Este es el relato desde Valencia.
El tren llegó a Madrid Atocha a las 10:15 y allí
estaba Toni esperándome, el ya conocía mi careto gracias a una foto, pero yo no sabía
nada de él. Se nos notaba que ambos dos buscábamos a alguien y los dos nos dimos cuenta,
el me miró con una cara de interrogante y yo asentí, nos dimos la mano y empezamos a
charlar de maquinitas y maquinitas, de reparaciones, de cómo estaba la FER, de..., fue un
gustazo.
Por fin llegamos al recinto ferial, rellené mi
invitación y accedimos a los pabellones. Nos recorrimos toda la feria y al fin llegamos
al pabellón donde estaba la FER. Entramos y lo primero que hicimos fue dar un vistazo
general.
El panorama, en general, no era demasiado bueno. Vimos
un montón de máquinas tragaperras, en general, todas bastante iguales, algunas de
tecnología alemana bastante feas y mal hechas, otras de la casa Bally
(que pena que las tragaperras sean más rentables que los pinballs) algunas máquinas de
videojuegos, de peleas, de coches, de fútbol con un balón al que puedes dar patadas
(Toni me ganó el partido que nos hicimos), monederos en los que Toni me explicó algo de
su funcionamiento, máquinas expendedoras de todo tipo de productos, como las máquinas de
tabaco que incorporaban un teléfono público, o las máquinas de feria de todo tipo
(Gumball, de coger un premio como las crane game, de habilidad con un tractor o de
hacer canastas), también vimos los típicos discos voladores y algún que otro futbolín,
vimos el único pinball de toda la feria, la Striker Xtreme,
y algunas cosas curiosas más como mini boleras.

¿Quién estaba en la FER?
En lo que al pinball se refiere solo una empresa trajo
algo, era Cocamatic, que trajo una la
Striker
Xtreme de Stern, como solo trajo una máquina, estaba
todo el rato ocupada. Relacionados de alguna manera con el mundillo del pinball pudimos
ver a Bally-Sente, quienes para esta exposición decidieron
eliminar lo de Bally de sus rótulos del stand, ellos han sido los distribuidores de
muchas marcas de pinball americano en España y aun siguen vendiendo repuestos y cuentan
con el técnico de pinballs.
En ese stand estuvimos un rato hablando de tiempos
pasados mejores para el pinball, algunos de ellos no tan lejanos, pues debemos recordar
que en la FER 1999 ellos fueron quienes trajeron muchas
Star Wars:
Episode I de Williams.
También estuvimos en el stand de Cinitres,
que sirven repuestos comunes para pinball. Allí estaban empresas como Recreativos Franco, Cirsa Unidesa o Petaco (Slelic), todas ellas
fueron en su tiempo fabricantes de pinball españoles. También estaban grandes empresas
operadoras a nivel nacional como Codere o Comatel. También pude conocer al padre de Toni que lleva en este
mundillo de las 'coin op' más de 40 y conoce a todos los grandes de España.
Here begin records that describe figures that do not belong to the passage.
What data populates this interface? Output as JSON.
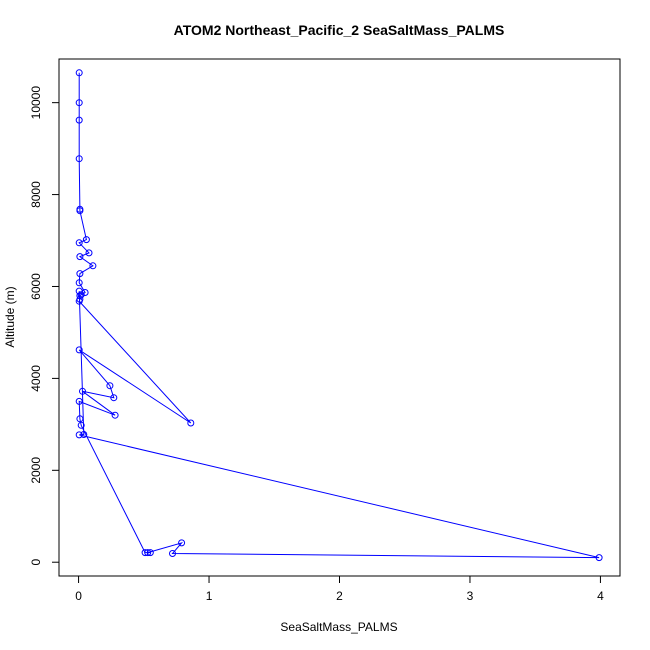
{
  "chart_data": {
    "type": "line",
    "title": "ATOM2 Northeast_Pacific_2 SeaSaltMass_PALMS",
    "xlabel": "SeaSaltMass_PALMS",
    "ylabel": "Altitude (m)",
    "xlim": [
      -0.15,
      4.15
    ],
    "ylim": [
      -300,
      10950
    ],
    "x_ticks": [
      0,
      1,
      2,
      3,
      4
    ],
    "x_tick_labels": [
      "0",
      "1",
      "2",
      "3",
      "4"
    ],
    "y_ticks": [
      0,
      2000,
      4000,
      6000,
      8000,
      10000
    ],
    "y_tick_labels": [
      "0",
      "2000",
      "4000",
      "6000",
      "8000",
      "10000"
    ],
    "grid": false,
    "legend": "none",
    "series": [
      {
        "color": "#0000ff",
        "marker": "open-circle",
        "points": [
          [
            0.005,
            10650
          ],
          [
            0.005,
            10000
          ],
          [
            0.005,
            9620
          ],
          [
            0.005,
            8780
          ],
          [
            0.01,
            7680
          ],
          [
            0.01,
            7650
          ],
          [
            0.06,
            7020
          ],
          [
            0.005,
            6950
          ],
          [
            0.08,
            6730
          ],
          [
            0.01,
            6650
          ],
          [
            0.11,
            6450
          ],
          [
            0.01,
            6280
          ],
          [
            0.005,
            6080
          ],
          [
            0.05,
            5870
          ],
          [
            0.02,
            5820
          ],
          [
            0.01,
            5800
          ],
          [
            0.01,
            5720
          ],
          [
            0.005,
            5680
          ],
          [
            0.86,
            3030
          ],
          [
            0.005,
            4620
          ],
          [
            0.24,
            3840
          ],
          [
            0.27,
            3580
          ],
          [
            0.03,
            3720
          ],
          [
            0.28,
            3200
          ],
          [
            0.005,
            3500
          ],
          [
            0.01,
            3120
          ],
          [
            0.02,
            2980
          ],
          [
            0.51,
            210
          ],
          [
            0.55,
            210
          ],
          [
            0.53,
            210
          ],
          [
            0.79,
            420
          ],
          [
            0.72,
            190
          ],
          [
            3.99,
            100
          ],
          [
            0.005,
            2770
          ],
          [
            0.04,
            2780
          ],
          [
            0.005,
            5900
          ]
        ]
      }
    ]
  }
}
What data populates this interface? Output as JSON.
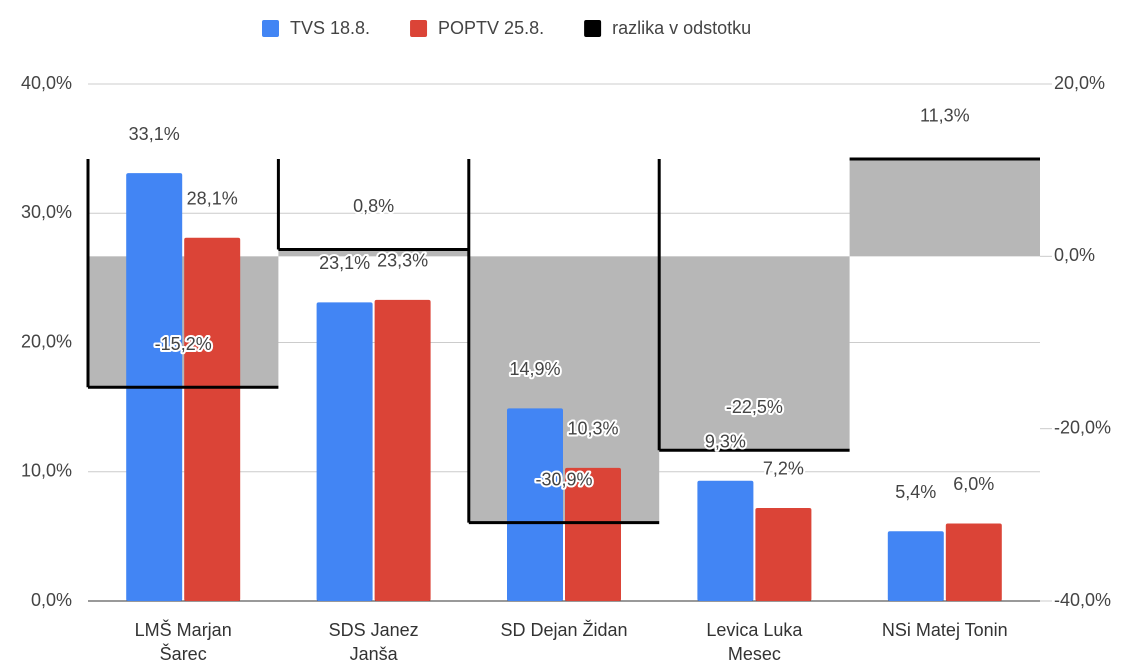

Tras dar un primer vistazo muy rápido y cuando
estábamos saliendo de un stand, Toni me comenta que era momento de llamar a Juaney y
justo entonces una pareja se queda observándome, y deciden preguntar si yo era Carlos,
ellos eran Juaney y su mujer que justo en ese momento pasaban por allí, y menos mal,
porque lo de escuchar el móvil era imposible, nuevamente las alegrías, los saludos, los
comentarios, los nervios y excitación de conocer a alguien que comparte tu misma
afición.
Striker
Xtreme (Stern)
Mientras está apretado el botón izquierdo se activa el delgado pivote izquierdo que
impide que la bola se cuele por el pasillo exterior izquierdo, si se pulsa el botón
derecho ocurrirá lo mismo con el pivote derecho, pero si se pulsan los dos a la vez se
saldrá a la superficie un gran pivote central similar al airbag del
ProPinball:
Big Race USA o al que tenía la Space Shuttle, con la
diferencia de que lo controlas tu, que tapará toda la separación que existe entre los
dos flippers e impedirá que la bola se cuele por el medio.
Esta medida fue tomada para que las leyes inglesas
consideraran la SX como un juego de habilidad, y no como un juego de azar, que es como
absurdamente se consideran los pinballs, pero en la realidad, al menos en las primeras
partidas, es muy difícil sacar provecho de estos pivotes, ya que los botones que los
activan se encuentran bastante alejados de los pulsadores de los flippers y esto dificulta
que se usen adecuadamente y con la rapidez necesaria.
Space
Flipper y Super Flipp II
Este año en la FER ni tan siquiera había pinballs de segunda mano, pero
es curioso como este tipo de máquinas sigue teniendo un magnetismo un tanto
especial que hace que no desaparezcan y que genera todo tipo de productos no
pinball pero con una estrecha relación o con claras alusiones a los pinball.
Este es el caso de Space Flipper
y de Super Flipp II fabricados por la empresa italiana Fiam automazione y distribuidos en España por Vamaga.
Estos dos productos son expendedores de bolas de chicle,
canicas, bolas de goma y cápsulas esféricas de un diámetro de hasta 32 milímetros, en
los que para conseguir tu bola tendrás que jugar a un juego mini pinball y lograr que tu
bola-premio se cuele por uno de los agujeros que tiene el tablero.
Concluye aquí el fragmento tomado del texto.